The gaming year 2017 in review

2017 has been a year where I found myself struggling to play catch-up to all of the new video game releases. Not because I have lacked motivation in playing games, but because 2017 has been filled with so many excellent games releasing month by month that I am too busy playing September's new releases to even begin contemplating October's.

So how does one choose the best games of 2017 in a year where there are multiple titles that would easily be crowned game of the year in any other year but this? Our editors have a diverse array of opinions, and our nominees in each category reflect that. I am just thankful that this year has been as great as it is, as there have been plenty of surprises that no one could have seen coming.

A summary of the past year in video games would not be complete without talking about one of the biggest success stories not only of 2017, but in PC gaming history: PlayerUnknown's Battlegrounds. Launched on Early Access in March, PUBG quickly became one of the hottest games of the year thanks to its simple premise, fast-paced gameplay, and incredible ability to ensure that each match unfolded in increasingly unpredictable ways.

Ask anyone who has played the game what their favorite moment was, and you'll hear tales of desperate crawls through fields of wheat, all-out battles between a dozen players in an apartment block, drifting a car through a hail of gunfire and many more filled with equal parts comedy, action and horror. There is a reason that PUBG has managed to sell over 20 million copies in less than a year, and I still find myself starting it up every couple of days to try and earn another Chicken Dinner.

But beyond the inherent greatness of the gameplay, PUBG is a shining example of how to do an Early Access game. PUBG is set to launch on Dec. 20, meaning that it will have transitioned from beta to full release in just over nine months.
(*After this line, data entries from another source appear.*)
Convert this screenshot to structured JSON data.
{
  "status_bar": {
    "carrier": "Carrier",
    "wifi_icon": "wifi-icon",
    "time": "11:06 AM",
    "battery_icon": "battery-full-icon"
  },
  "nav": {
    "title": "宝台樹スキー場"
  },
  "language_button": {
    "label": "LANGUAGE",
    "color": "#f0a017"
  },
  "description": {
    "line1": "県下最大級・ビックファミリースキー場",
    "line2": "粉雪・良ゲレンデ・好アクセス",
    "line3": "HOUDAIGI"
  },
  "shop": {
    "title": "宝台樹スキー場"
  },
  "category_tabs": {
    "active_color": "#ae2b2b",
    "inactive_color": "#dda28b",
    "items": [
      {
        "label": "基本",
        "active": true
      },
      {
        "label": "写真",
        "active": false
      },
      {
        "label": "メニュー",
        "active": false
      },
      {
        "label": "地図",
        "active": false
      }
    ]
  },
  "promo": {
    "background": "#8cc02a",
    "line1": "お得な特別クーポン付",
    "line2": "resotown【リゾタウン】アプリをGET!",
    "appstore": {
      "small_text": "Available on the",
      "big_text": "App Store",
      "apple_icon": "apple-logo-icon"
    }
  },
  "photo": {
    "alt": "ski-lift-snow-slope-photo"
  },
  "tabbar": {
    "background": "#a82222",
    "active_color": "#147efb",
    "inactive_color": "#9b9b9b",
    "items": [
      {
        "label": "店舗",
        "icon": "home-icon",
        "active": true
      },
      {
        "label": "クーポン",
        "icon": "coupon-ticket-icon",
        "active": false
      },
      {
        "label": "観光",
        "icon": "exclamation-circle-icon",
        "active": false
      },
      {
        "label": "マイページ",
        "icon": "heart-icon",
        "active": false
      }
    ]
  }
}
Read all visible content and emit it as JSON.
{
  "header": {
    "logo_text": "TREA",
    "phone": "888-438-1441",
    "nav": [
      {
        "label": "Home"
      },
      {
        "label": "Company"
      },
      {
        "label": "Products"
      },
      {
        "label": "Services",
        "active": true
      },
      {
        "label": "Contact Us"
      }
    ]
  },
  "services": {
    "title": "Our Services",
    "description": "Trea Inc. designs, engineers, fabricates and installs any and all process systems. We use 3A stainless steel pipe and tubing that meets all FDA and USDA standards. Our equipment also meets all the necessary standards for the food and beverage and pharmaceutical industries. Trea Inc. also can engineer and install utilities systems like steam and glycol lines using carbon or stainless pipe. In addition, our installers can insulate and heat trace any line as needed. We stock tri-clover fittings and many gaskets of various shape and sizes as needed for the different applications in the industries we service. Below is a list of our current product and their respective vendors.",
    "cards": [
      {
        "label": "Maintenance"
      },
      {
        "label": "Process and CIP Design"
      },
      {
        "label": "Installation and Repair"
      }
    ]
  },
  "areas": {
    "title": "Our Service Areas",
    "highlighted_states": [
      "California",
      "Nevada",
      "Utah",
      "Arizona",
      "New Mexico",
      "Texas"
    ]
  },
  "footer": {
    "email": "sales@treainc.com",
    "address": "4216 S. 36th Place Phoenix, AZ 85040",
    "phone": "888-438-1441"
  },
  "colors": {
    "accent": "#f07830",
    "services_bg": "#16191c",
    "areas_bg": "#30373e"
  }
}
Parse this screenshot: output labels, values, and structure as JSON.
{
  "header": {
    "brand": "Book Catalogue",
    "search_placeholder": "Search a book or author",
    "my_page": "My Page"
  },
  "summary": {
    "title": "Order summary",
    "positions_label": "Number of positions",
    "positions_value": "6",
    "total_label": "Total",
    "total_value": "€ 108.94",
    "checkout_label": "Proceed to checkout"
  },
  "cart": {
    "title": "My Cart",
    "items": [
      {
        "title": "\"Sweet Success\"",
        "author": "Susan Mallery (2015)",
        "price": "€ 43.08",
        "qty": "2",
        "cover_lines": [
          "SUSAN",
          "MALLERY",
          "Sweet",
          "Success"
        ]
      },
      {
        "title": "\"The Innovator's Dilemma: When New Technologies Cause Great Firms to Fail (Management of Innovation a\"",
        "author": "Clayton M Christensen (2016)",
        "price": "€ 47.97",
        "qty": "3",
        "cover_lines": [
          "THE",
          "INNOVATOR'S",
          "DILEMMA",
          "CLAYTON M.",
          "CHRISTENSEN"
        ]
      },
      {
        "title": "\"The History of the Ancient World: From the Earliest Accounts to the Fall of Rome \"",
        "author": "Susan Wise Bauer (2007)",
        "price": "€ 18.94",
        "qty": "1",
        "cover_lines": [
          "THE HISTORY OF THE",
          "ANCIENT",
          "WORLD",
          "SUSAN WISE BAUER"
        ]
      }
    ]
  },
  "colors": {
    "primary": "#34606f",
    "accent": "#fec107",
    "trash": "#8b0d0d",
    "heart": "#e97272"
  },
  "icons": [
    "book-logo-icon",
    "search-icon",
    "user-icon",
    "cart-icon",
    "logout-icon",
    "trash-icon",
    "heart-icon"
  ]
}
Considering that DayZ, Rust, and numerous other titles are still in Early Access despite years of development, what PUBG has accomplished since the beta launched is impressive, and should serve as an example for future Early Access games going forward.

2017 is also notable for me because of two excellent role-playing games that were released six months apart from one another that could not be more different: NieR: Automata and Divinity: Original Sin 2.

NieR: Automata is an unconventional Action RPG that uses multiple playthroughs, fourth-wall breaking gameplay and a story that slowly explores death, self-awareness and the nature of humanity to create a game that is memorable in the way few games are, with an ending that is among the best in the entire medium. By contrast, Divinity: Original Sin 2 creates what is arguably one of the deepest and most intricate RPG's in recent memory, taking what made the original great and adding countless gameplay systems that further your interaction with the extremely well-written world you explore over hundreds of hours.

While these two games helped to make RPG's stand out in 2017, they are not the only ones to make a splash this year. The Surge, Nioh, Pyre, Final Fantasy XIV: Stormblood, South Park: The Fractured But Whole, West of Loathing and Torment: Tides of Numenera all managed to stand out from the never-ending glut of games releasing each week, and there will be plenty more to look forward to in 2018.

While there was plenty of good to be found this year, one company stood out for all the wrong reasons: Electronic Arts. If there was a chance to create goodwill and make great games, rest assured that EA could find a way to screw it up.

The year got off to a bad start in March, when it was revealed that Mass Effect: Andromeda looked much worse both graphically and in animations than the original trailers had shown. But that was the tip of the iceberg, as the technical issues were quickly overshadowed by poor writing and quest design that made the game pale in comparison to the original trilogy. Things got worse in October, when EA closed Visceral Studios while they were working on a new Star Wars game. And while reports suggested that the game was not shaping up to be good, the handling of the closure was a disaster for all involved.

But none of that came even close to what would happen when Star Wars Battlefront II launched in November. With plenty of players grumbling about the increasingly popular loot box trend in recent months, EA's decision to tie player progression to loot boxes in Battlefront II ignited a firestorm that continues to burn to this day, with Disney having to get involved to deal with increasingly outraged consumers. Congratulations EA, 2018 surely can't be worse than this.